A couple of decades ago, I stood for some time looking at a petrol bowser in Bedourie, Queensland, where petrol cost more than $1 a litre.
We were amazed at this astronomical price, but the service station owner had motorists in a corner. There was no fuel in this direction for about 200km, and no fuel in that direction for about 200km, and a whole lot of desert in between.
It was the same sense of disconnect this week driving past petrol stations where fuel has now hit more than $2 a litre. And there’s no desert either side.
The years from 2020 on seem to have been some sort of global education process.
Here on the farm where we are usually at a distance from change, we have seen drought and floods, mouse plagues and pandemics, and family who live just one state away change their plans to visit countless times.
Every day now we hear of friends who have the very same virus we were frightened out of our wits about just a year or two ago. We have not yet had it ourselves, but we know it will happen.
Our kids have been in school, out of school, wearing masks, not wearing masks, playing sport, not playing sport.
We have all become either burnt out or wearily adaptable – resilient is the word we keep hearing. Every week seems to bring a new change.
And the latest one is fuel prices. Had this happened before the pandemic, the sky would have fallen. As it is, it seems people are barely lifting an eyebrow. We are a long way from saying “bring it on”, but it feels like just one more kick when we are all down.
Now that we can finally travel, no one will be able to afford to go anywhere.
It is hard to see an end in sight for this one, so, while the money is being spent on defence forces and keeping businesses afloat (but not, apparently, people who have lost their homes in a flood), why not go for broke and face up to the fact we are all going to have to suck it up and get an electric car. And we will need some sort of subsidy.

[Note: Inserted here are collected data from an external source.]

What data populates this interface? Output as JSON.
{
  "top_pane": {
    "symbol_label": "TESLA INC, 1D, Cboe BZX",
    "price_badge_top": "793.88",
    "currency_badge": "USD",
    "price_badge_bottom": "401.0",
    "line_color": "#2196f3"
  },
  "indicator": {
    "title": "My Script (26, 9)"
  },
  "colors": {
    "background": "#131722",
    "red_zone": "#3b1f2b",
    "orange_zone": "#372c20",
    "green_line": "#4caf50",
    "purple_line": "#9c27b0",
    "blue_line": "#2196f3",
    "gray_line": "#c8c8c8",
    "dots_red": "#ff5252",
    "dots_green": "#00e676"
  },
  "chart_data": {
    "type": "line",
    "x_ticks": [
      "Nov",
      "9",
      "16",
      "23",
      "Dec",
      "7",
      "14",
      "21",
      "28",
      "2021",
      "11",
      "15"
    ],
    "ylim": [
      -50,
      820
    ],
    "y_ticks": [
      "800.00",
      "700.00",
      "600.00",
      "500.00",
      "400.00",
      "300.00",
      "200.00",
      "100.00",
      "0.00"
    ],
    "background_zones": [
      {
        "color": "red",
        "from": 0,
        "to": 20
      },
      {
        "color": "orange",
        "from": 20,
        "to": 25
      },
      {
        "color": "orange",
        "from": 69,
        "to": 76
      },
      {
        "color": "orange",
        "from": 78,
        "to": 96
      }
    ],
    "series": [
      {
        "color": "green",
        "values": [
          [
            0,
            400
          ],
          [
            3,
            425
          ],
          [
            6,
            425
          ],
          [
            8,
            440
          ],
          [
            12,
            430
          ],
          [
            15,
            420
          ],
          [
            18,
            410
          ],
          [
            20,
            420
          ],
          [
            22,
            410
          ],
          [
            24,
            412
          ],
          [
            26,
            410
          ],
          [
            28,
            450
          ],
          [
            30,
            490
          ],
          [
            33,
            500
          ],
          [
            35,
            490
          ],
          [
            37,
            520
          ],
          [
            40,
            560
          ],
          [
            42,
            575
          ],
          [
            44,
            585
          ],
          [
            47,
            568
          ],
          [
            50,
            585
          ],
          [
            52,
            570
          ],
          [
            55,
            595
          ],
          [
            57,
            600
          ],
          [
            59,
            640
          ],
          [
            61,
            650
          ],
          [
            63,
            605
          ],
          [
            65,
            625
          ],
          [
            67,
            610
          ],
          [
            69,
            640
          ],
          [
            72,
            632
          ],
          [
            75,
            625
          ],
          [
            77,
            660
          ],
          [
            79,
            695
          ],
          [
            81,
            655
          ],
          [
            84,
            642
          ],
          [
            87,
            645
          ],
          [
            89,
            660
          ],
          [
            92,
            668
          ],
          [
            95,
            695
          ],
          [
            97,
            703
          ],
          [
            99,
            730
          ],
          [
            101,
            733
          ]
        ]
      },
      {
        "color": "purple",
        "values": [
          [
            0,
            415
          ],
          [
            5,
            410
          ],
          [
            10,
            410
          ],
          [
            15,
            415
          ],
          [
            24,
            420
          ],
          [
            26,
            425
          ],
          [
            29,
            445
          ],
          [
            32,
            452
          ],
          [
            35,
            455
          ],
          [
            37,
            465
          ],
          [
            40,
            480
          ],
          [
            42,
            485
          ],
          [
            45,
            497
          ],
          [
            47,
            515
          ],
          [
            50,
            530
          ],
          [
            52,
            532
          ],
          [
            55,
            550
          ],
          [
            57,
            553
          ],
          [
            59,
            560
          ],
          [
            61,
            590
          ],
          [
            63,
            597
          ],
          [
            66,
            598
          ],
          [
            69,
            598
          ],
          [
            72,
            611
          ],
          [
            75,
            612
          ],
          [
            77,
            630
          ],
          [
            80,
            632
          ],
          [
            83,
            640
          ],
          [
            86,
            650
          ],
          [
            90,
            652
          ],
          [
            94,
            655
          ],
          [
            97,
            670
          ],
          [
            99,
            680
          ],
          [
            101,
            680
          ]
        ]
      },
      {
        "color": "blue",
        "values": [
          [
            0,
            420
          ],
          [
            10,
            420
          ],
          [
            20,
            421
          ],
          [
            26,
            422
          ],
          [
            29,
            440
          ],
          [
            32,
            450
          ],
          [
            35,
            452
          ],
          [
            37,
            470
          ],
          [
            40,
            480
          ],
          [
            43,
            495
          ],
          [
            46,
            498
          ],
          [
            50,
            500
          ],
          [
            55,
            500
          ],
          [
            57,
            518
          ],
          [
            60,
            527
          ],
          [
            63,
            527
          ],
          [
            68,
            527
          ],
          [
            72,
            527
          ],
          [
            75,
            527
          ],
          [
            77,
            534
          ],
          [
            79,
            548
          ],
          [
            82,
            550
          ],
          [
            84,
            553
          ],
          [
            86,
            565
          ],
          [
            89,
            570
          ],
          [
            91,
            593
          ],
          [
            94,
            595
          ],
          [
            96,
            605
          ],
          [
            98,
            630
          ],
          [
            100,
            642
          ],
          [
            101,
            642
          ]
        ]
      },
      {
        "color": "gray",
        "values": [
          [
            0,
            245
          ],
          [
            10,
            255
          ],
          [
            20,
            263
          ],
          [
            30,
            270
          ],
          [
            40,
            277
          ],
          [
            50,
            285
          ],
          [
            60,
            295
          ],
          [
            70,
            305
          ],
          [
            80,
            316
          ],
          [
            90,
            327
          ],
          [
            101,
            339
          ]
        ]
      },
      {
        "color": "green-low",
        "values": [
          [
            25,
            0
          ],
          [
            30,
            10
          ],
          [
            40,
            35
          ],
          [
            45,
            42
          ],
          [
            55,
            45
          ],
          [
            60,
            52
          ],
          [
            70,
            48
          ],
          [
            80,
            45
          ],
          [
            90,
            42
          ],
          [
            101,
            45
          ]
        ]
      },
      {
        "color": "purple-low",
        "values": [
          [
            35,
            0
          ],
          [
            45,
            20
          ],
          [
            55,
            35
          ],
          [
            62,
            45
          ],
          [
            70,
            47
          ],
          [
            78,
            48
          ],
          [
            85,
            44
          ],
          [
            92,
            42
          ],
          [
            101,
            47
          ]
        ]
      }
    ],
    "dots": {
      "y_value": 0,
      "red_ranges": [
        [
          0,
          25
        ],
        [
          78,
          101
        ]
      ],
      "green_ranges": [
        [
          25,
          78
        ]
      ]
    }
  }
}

It won’t fix the problem. Something will still need to be plugged in somewhere at some stage. It will, however, help.
Finally, the electric car is about to really become mainstream.
Scary for those of us who have barely mastered the hairdryer.
It seems the world is going to drag us kicking and screaming into a new age. It is anyone’s guess exactly what that is going to look like.
Marie Low is a freelance journalist based in Gunnedah.